Transition state theory: a generalization to nonequilibrium systems with power-law distributions

TL;DR

This paper extends transition state theory to nonequilibrium systems characterized by power-law distributions, providing generalized rate constants and Arrhenius equations for such systems modeled by Langevin and Fokker-Planck equations.

Contribution

It introduces a novel generalization of TST applicable to nonequilibrium systems with power-law distributions, derived from stochastic dynamics.

Findings

Generalized TST rate constants for 1D and nD systems

Derivation of a generalized Arrhenius rate for power-law distributions

Applicable to systems far from thermal equilibrium

Abstract

Transition state theory (TST) is generalized for the nonequilibrium system with power-law distributions.
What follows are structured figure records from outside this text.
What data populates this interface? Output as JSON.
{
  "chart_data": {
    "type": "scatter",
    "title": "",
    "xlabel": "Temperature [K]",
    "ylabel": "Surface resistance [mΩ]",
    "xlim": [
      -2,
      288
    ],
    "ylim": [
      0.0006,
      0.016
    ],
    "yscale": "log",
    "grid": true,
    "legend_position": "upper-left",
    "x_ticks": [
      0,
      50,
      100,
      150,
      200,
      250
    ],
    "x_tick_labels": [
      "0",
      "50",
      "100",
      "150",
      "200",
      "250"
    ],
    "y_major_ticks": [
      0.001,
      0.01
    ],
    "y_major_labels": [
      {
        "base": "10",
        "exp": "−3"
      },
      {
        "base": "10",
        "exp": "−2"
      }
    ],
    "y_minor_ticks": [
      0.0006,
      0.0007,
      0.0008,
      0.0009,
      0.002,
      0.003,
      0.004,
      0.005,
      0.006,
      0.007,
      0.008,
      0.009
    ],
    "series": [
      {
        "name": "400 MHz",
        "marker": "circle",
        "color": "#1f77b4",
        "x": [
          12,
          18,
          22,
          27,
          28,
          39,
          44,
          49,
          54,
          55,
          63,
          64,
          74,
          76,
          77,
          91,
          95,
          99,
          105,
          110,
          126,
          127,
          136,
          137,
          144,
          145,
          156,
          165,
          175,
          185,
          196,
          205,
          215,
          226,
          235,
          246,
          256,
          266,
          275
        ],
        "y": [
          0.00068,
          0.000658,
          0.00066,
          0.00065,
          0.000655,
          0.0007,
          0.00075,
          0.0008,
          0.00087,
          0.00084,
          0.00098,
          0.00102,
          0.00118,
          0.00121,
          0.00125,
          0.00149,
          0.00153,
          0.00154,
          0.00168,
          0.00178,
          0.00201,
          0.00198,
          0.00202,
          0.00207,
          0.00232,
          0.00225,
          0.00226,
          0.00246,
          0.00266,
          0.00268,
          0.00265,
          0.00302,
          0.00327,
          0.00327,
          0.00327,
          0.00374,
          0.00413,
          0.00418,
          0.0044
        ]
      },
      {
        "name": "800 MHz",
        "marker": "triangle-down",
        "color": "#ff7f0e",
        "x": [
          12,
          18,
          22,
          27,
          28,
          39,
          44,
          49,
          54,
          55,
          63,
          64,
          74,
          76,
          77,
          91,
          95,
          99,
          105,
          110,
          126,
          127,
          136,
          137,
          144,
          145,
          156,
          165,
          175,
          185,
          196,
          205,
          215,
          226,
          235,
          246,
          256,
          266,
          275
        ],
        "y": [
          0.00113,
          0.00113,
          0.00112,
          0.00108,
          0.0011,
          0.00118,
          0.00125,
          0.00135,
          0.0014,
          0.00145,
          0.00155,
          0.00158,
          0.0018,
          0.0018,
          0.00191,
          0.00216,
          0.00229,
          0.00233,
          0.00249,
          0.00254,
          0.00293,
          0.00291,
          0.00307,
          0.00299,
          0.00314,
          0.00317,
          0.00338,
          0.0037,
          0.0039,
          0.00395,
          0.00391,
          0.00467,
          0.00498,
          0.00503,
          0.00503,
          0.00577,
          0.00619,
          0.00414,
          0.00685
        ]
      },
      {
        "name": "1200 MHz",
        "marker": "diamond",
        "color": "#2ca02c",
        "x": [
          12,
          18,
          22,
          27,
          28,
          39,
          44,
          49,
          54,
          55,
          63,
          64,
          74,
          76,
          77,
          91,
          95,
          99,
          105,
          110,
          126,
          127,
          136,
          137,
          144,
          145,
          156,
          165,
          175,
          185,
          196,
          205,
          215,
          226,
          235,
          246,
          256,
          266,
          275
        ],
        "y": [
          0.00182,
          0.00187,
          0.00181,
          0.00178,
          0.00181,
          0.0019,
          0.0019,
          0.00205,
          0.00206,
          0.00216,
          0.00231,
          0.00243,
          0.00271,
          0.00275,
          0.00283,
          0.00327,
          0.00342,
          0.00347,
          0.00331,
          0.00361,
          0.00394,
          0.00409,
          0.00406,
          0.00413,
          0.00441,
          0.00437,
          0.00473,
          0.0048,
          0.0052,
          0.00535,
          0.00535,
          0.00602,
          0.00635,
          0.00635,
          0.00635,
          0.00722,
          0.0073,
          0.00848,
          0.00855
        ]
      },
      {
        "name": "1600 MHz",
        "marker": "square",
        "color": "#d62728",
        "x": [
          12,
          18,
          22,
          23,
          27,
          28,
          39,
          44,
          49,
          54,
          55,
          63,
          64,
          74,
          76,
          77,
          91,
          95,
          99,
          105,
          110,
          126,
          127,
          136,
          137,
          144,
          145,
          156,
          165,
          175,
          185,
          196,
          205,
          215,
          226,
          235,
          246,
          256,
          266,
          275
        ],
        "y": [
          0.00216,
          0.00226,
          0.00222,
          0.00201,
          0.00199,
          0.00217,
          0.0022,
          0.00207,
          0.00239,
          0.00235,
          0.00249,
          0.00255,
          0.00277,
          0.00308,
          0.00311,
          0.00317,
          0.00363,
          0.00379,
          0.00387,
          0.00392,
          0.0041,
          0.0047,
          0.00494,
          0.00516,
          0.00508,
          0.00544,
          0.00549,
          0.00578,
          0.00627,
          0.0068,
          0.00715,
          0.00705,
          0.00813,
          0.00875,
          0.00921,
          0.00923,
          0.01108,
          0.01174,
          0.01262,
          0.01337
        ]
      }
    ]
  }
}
The stochastic dynamics that gives rise to the power-law distributions for the reaction coordinate and momentum is modeled by the Langevin equations and corresponding Fokker-Planck equations. It is assumed that the system far away from equilibrium has not to relax to a thermal equilibrium state with Boltzmann-Gibbs distribution, but asymptotically approaches to a nonequilibrium stationary-state with power-law distributions. Thus, we obtain a generalization of TST rates to nonequilibrium systems with power-law distributions. Furthermore, we derive the generalized TST rate constants for one-dimension and n-dimension Hamiltonian systems away from equilibrium, and receive a generalized Arrhenius rate for the system with power-law distributions.